The plot below shows the Kalman Filter estimate of number of new cases per day (i.e. $ x $), along with the 1 standard-deviation upper and lower bounds on the estimate. For comparison, the estimates of $ x $ using a rolling, linear least-squares fit using 4-day, 7-day, and 14-day windows are also shown. Note that for the LLSQ fits the constant term, c0, obtained from the fit is plotted. The linear term, c1, will be used in the next section when we attempt to estimate the rate of change of new cases per day.
import notebook_helpers as nh
import pandas as pd
sddata = nh.load_data(nh.CSVFILEPATH)
# Find a baseline "quiet period variance" for scaling the measurement noise variance
qpv = sddata['TOTAL'].iloc[(sddata.index>=pd.Timestamp(2020,5,1))&(sddata.index<=pd.Timestamp(2020,5,31))].var()
(estimate_df,f) = nh.kf(sddata['TOTAL'],50*qpv,20)
(fig,ax) = nh.plot_figure1(estimate_df)
As can be seen, the Kalman filter estimate of new cases per day responds quickly to changes in the process (an uptick in the underlying rate in new cases per day) but also remains relatively stable despite wide day-to-day swings in actual case counts due to random variation.
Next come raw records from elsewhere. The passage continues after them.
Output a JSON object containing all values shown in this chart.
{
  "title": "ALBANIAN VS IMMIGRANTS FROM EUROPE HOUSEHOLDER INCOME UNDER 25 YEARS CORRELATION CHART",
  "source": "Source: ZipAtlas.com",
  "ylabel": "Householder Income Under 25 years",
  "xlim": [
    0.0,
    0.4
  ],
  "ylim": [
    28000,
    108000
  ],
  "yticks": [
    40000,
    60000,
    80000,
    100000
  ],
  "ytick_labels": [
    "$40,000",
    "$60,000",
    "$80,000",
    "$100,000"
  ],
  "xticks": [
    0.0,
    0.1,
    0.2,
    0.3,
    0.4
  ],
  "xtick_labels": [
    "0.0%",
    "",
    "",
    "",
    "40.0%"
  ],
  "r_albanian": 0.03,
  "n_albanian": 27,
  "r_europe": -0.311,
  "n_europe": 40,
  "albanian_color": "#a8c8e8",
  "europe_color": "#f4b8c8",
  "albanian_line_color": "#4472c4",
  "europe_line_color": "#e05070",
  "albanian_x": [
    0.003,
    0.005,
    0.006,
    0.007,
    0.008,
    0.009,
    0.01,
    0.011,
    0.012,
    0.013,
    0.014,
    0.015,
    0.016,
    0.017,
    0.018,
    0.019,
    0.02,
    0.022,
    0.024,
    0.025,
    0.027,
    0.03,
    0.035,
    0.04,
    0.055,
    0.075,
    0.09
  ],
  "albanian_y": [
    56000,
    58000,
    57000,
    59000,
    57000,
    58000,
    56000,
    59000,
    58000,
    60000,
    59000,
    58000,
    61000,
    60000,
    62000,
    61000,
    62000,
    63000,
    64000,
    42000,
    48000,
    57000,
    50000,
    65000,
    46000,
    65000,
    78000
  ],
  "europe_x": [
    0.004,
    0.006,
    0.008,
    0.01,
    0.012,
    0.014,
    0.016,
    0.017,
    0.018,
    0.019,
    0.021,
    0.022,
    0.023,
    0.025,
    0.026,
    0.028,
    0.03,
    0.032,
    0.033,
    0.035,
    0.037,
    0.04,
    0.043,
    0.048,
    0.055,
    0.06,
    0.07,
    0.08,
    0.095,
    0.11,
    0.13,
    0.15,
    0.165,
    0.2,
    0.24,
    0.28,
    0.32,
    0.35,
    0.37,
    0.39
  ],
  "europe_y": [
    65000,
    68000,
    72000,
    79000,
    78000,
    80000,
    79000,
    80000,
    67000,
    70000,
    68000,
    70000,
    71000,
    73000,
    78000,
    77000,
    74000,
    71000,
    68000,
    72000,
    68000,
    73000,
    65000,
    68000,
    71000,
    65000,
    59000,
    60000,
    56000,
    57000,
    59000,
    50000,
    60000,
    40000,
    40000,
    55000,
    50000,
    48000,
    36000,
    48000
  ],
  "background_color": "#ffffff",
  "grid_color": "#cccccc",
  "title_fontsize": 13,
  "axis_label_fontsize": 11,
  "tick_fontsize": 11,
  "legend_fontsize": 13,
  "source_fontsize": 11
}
The Kalman Filter again outperforms LLSQ estimates when estimating how the number of new reported cases per day is changing. The Kalman Filter gives a more stable rate-of-change estimate than the 4-day and 7-day LLSQ windows. The 14-day LLSQ rate-of-change estimate seems comparable to the Kalman Filter rate-of-change estimate, but that is at the cost of slow response to changes in the underlying process as seen in the 14-day windowed estimates of $ x $ in the figure above.
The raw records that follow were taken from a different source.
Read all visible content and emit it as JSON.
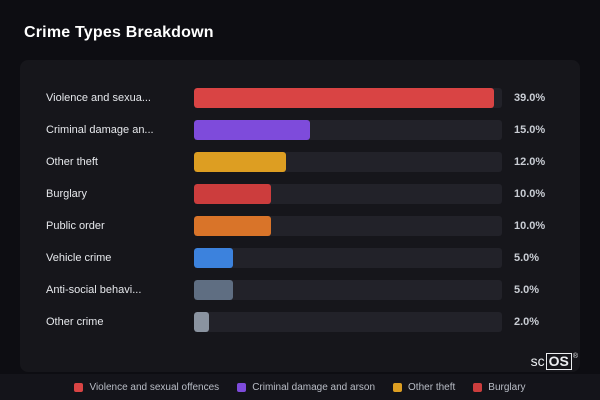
{
  "page": {
    "title": "Crime Types Breakdown"
  },
  "chart_data": {
    "type": "bar",
    "orientation": "horizontal",
    "title": "Crime Types Breakdown",
    "categories": [
      "Violence and sexua...",
      "Criminal damage an...",
      "Other theft",
      "Burglary",
      "Public order",
      "Vehicle crime",
      "Anti-social behavi...",
      "Other crime"
    ],
    "values": [
      39.0,
      15.0,
      12.0,
      10.0,
      10.0,
      5.0,
      5.0,
      2.0
    ],
    "value_labels": [
      "39.0%",
      "15.0%",
      "12.0%",
      "10.0%",
      "10.0%",
      "5.0%",
      "5.0%",
      "2.0%"
    ],
    "colors": [
      "#d94444",
      "#7e4bdb",
      "#dd9e22",
      "#cc3d3d",
      "#d97429",
      "#3c82dd",
      "#5f6e82",
      "#8a93a0"
    ],
    "xlim": [
      0,
      40
    ],
    "grid": false,
    "track_color": "#222229",
    "legend_position": "bottom"
  },
  "legend": {
    "items": [
      {
        "label": "Violence and sexual offences",
        "color": "#d94444"
      },
      {
        "label": "Criminal damage and arson",
        "color": "#7e4bdb"
      },
      {
        "label": "Other theft",
        "color": "#dd9e22"
      },
      {
        "label": "Burglary",
        "color": "#cc3d3d"
      }
    ]
  },
  "watermark": {
    "prefix": "sc",
    "boxed": "OS",
    "reg": "®"
  }
}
(fig,ax) = nh.plot_figure2(estimate_df)
We can look a more closely at the Kalman Filter estimate for rate-of-change of new cases per day to study the trend in more detail. The plot in figure 3 below contains data through July 26, 2020. From figure 1, the number of new cases per day reported in San Diego County remained quite high hovering around 500 during the month of July. However the Kalman estimate for rate of change in new cases per day has been decreasing by about 0.5 cases per day and currently hovers around 0. Though it will take some time for the reported number of new cases per day to drop from 500 per day down to zero per day, if the current trend continues, perhaps we can expect the daily report to be closer to 485 per day by the end of August. If the county is to clear the case rate trigger definted by the Covid19 Monitoring Dashboard, the daily case rate needs to drop near 340 per day. (Assumed population of San Diego County is ~3400000.)
(fig,ax) = nh.plot_figure3(estimate_df)
Roger Labbe has written a gentle, programming-based introduction to Kalman and Bayesian Filters. I highly recommend his book. He is also the author of the open source python package filterpy, which I used to build the Kalman Filters in this analysis.
Pete Mayer is always a source of inspiring conversations and technical guidance.